The International Monetary Fund raised its growth outlook on the global economy, citing accelerated growth among advanced industrialized economies.

The global economy will expand 3.7 percent in 2014, up from an earlier estimate of 3.6 percent, the IMF said in a revised World Economic Outlook report. Advanced economies will pick up the slack in 2014, led by the United States, United Kingdom and Japan. The IMF’s forecast for 2015 is 3.9 percent, unchanged from the previous estimate.

The US economy will grow 2.8 percent in 2014, compared with the October estimate of 2.6 percent. UK GDP will expand 2.4 percent this year, up from an initial estimate of 1.9 percent. Meanwhile, economic growth in Japan was revised from 1.2 percent to 1.7 percent, the report showed. If the revised estimate holds, the global economy will experience its best year since 2011, when the world’s gross domestic product rose nearly 4 percent.

The revised outlook doesn’t come without caveats. The pace of economic expansion will remain uneven, as emerging markets continue to struggle with domestic weaknesses. At the same time, deflation remains a real threat across several advanced economies, which are struggling with stubbornly low inflation levels. Weak inflation threatens to dampen consumption and make existing debts harder to pay.
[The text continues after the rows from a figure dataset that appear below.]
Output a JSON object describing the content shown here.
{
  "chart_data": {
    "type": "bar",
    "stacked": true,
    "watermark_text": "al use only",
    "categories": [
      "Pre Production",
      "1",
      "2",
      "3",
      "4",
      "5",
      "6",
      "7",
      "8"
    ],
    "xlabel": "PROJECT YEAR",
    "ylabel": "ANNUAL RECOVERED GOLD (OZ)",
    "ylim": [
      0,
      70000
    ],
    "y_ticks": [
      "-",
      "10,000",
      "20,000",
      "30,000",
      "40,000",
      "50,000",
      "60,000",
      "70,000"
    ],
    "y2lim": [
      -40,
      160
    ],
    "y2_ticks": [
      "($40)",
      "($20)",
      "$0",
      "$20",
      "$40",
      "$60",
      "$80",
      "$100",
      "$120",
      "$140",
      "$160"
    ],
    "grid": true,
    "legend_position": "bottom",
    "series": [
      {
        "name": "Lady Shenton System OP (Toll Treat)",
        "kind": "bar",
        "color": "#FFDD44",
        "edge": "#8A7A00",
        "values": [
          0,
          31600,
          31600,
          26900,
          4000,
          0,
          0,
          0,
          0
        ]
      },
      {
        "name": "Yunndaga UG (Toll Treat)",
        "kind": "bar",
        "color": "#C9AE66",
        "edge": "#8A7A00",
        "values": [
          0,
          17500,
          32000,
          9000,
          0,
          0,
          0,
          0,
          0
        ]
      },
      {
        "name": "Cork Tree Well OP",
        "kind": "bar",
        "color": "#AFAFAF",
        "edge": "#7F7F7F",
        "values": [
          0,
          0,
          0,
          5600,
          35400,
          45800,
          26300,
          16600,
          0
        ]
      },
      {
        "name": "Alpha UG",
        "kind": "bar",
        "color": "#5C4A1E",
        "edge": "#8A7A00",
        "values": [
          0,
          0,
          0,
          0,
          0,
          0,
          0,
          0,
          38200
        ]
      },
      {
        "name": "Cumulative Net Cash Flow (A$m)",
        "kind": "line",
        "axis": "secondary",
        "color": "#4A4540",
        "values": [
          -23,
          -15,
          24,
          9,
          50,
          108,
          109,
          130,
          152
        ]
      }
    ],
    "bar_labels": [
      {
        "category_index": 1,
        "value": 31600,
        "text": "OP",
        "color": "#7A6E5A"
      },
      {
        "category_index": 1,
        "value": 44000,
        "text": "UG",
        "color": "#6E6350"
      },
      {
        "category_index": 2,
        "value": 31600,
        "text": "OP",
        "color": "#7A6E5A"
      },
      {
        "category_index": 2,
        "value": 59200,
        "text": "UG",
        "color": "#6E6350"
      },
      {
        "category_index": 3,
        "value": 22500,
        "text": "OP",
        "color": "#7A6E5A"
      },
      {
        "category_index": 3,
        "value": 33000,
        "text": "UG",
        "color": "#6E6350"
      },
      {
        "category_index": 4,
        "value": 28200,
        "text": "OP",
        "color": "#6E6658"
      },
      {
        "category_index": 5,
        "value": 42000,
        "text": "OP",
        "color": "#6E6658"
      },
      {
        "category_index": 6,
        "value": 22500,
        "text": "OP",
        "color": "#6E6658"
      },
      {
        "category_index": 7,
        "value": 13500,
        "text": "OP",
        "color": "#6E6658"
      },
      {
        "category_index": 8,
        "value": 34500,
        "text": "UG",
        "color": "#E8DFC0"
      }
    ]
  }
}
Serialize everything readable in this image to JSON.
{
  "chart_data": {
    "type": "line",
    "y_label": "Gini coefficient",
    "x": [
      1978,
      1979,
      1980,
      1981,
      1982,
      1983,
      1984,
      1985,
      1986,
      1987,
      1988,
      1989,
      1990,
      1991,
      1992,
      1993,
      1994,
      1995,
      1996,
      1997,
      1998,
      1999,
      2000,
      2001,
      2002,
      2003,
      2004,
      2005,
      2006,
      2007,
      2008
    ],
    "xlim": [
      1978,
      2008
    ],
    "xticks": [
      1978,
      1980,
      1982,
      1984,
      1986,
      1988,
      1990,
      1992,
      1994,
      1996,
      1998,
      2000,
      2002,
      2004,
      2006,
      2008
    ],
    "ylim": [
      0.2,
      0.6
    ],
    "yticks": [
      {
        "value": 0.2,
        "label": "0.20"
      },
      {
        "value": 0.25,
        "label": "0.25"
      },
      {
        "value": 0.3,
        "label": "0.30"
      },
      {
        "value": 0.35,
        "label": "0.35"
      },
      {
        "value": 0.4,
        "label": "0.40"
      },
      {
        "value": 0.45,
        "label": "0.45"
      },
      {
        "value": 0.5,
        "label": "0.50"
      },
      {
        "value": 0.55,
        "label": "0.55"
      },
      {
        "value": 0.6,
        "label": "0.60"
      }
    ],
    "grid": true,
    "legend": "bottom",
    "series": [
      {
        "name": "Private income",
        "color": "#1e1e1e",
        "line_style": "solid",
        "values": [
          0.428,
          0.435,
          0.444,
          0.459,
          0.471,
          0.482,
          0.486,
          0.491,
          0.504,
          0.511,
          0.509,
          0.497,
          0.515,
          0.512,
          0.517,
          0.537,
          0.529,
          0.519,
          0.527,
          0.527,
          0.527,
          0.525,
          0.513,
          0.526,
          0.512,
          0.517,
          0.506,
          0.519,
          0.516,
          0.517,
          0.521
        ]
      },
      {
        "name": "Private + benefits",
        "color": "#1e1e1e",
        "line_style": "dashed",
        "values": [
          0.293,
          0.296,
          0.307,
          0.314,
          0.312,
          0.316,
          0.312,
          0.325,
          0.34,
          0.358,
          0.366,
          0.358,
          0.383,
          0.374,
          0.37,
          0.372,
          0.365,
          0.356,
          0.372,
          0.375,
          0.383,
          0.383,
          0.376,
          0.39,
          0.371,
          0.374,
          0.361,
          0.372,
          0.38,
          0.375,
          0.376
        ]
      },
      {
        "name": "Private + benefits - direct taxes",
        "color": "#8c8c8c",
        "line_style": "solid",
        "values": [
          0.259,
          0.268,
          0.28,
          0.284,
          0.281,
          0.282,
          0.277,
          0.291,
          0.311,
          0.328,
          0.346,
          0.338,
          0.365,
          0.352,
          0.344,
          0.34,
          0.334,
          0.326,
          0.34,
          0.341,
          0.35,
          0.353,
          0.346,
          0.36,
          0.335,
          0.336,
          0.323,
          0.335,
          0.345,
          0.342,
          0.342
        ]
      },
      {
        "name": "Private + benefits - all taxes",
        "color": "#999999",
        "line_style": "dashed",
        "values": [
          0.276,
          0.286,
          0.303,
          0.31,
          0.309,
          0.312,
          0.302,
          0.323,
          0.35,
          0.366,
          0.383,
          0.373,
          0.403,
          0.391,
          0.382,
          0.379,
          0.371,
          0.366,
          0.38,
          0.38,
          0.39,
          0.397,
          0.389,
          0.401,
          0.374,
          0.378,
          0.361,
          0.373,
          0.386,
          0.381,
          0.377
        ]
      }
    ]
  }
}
“In advanced economies, output gaps generally remain large, and given the risks, the monetary policy stance should stay accommodative while fiscal consolidation continues,” the IMF said in its report.

Strong external demand from advanced economies is expected to boost emerging markets, the report said. China’s economy is forecasted to grow 7.5 percent this year, up from an initial estimate of 7.3 percent. The biggest negative adjustment came for Russia. The IMF now believes Russia’s GDP will expand 2 percent this year and 2.5 percent in 2015. Both of the revised predictions are 1 percentage point lower than the October forecast.